The altitude from the right angle to the hypotenuse creates two smaller right triangles inside the original triangle. How are these smaller triangles related to the original triangle in terms of angles and similarity?

In a right triangle, the altitude from the right angle to the hypotenuse is the geometric mean of the two segments it creates on the hypotenuse: if the altitude is $h$ and the segments are $p$ and $q$, then $h^2 = p \cdot q$. Apply this with $p = 9$ and $q = 16$ to find $h$.

In Desmos, type the expression sqrt(9*16) on a new line. The numerical value that Desmos outputs for this expression is the length of the altitude $CD$.

You have right triangle $\triangle ABC$ with the right angle at $C$, so $\overline{AB}$ is the hypotenuse.

The altitude from $C$ to $\overline{AB}$ meets $\overline{AB}$ at $D$, splitting the hypotenuse into two segments:

• $AD = 9$
• $DB = 16$

We are asked to find the length of the altitude $\overline{CD}$.

The altitude from the right angle to the hypotenuse creates two smaller right triangles, $\triangle ACD$ and $\triangle CBD$, both similar to the original $\triangle ABC$ (all three share the same acute angles).

From this similarity, there is a key relationship:

• The altitude to the hypotenuse is the geometric mean of the two segments of the hypotenuse.

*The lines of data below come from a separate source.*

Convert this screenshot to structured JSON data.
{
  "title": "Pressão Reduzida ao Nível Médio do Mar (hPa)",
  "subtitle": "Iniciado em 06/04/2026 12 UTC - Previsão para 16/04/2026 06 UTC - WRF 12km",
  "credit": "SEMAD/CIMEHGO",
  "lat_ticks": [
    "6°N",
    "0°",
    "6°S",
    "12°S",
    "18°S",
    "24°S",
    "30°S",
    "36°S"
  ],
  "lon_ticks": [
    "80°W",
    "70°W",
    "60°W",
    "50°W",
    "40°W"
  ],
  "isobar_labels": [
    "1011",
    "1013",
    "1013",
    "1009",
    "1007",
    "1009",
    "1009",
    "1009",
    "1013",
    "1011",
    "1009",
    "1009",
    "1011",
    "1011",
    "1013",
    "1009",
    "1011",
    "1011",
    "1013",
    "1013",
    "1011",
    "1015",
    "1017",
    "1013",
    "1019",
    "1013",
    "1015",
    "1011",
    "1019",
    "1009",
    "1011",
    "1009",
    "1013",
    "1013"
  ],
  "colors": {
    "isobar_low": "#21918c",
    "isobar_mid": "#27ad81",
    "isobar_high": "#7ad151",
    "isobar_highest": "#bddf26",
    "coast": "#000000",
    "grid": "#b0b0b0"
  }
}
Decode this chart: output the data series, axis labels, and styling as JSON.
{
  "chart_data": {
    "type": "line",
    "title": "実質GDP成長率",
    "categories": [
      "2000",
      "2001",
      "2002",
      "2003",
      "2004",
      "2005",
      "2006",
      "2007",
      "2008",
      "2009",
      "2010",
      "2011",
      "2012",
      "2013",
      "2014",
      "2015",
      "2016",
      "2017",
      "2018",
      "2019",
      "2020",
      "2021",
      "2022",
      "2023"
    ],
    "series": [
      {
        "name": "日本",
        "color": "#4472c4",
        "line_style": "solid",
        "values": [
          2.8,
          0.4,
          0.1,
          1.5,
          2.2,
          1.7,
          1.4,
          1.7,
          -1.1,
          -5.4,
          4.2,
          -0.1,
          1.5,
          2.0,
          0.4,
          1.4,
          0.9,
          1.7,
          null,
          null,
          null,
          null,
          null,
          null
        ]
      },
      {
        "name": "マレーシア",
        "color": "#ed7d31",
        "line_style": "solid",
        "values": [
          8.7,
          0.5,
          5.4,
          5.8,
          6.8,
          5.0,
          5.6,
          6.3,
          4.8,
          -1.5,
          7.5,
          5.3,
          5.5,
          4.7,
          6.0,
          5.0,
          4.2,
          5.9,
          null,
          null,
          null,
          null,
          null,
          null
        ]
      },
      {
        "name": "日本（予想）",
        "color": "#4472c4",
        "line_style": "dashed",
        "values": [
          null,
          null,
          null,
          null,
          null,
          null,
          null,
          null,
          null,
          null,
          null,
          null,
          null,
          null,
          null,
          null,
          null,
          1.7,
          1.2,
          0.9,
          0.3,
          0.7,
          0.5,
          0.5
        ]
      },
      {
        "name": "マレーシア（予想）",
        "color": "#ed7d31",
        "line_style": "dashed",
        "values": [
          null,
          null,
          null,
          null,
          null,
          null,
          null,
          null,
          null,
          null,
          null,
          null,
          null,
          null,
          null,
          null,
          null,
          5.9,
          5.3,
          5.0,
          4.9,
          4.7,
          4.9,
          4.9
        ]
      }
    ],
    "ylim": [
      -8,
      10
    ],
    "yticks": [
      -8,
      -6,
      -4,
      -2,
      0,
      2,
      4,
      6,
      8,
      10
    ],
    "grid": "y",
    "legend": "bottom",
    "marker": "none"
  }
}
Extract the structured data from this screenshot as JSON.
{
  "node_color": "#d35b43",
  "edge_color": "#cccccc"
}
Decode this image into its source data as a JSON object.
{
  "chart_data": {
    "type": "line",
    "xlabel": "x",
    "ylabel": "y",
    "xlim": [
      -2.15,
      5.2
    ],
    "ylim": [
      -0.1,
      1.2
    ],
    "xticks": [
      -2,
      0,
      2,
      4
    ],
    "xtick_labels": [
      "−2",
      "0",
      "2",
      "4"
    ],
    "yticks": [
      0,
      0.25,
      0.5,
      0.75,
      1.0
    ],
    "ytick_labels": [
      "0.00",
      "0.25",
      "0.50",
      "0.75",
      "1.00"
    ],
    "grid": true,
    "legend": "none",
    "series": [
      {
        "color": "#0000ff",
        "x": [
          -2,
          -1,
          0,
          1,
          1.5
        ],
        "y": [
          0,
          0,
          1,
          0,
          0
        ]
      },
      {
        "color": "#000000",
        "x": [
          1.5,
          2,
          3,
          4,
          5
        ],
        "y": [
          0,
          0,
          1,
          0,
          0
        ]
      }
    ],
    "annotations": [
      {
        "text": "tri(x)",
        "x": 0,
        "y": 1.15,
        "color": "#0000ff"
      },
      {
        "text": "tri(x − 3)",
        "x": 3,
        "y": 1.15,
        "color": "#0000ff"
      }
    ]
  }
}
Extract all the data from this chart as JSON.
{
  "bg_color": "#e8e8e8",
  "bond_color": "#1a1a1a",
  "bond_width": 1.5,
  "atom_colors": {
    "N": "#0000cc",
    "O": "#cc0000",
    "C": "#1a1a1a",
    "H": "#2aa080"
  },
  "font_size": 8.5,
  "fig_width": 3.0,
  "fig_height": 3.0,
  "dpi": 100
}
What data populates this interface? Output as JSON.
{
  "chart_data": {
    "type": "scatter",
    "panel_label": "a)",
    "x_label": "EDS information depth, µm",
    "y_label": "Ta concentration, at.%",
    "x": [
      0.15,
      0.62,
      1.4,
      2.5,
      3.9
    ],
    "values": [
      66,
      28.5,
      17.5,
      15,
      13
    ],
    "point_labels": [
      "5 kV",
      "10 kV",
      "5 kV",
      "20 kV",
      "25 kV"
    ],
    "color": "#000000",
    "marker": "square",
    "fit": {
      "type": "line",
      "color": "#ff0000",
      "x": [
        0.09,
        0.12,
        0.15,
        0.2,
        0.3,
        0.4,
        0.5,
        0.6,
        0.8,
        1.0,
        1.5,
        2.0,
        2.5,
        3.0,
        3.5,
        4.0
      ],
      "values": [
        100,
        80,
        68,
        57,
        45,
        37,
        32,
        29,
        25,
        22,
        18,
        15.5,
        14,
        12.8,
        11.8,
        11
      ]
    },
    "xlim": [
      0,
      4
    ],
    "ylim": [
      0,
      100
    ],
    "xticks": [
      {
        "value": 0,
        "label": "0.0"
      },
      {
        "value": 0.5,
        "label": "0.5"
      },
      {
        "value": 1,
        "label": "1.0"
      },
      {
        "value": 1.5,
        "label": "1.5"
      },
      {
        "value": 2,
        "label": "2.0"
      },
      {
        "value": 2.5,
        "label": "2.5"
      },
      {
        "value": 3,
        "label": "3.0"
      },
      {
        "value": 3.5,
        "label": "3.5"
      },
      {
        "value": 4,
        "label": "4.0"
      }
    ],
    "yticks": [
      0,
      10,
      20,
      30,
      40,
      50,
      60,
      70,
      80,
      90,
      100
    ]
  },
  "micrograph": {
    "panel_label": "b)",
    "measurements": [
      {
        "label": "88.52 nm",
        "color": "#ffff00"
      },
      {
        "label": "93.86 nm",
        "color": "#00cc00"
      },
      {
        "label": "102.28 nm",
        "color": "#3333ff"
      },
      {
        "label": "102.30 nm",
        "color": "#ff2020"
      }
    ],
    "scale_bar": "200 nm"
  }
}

If the altitude is $h$ and the hypotenuse is split into segments of lengths $p$ and $q$, then:

• $h^2 = p \cdot q$.

In this problem, $h$ corresponds to $CD$, $p$ to $AD = 9$, and $q$ to $DB = 16$, so we get:

• $CD^2 = 9 \cdot 16$.

From the relationship we found:

• $CD^2 = 9 \cdot 16$
• $CD^2 = 144$

Take the square root of both sides:

• $CD = \sqrt{144}$
• $CD = 12$

So, the length of altitude $\overline{CD}$ is $12$.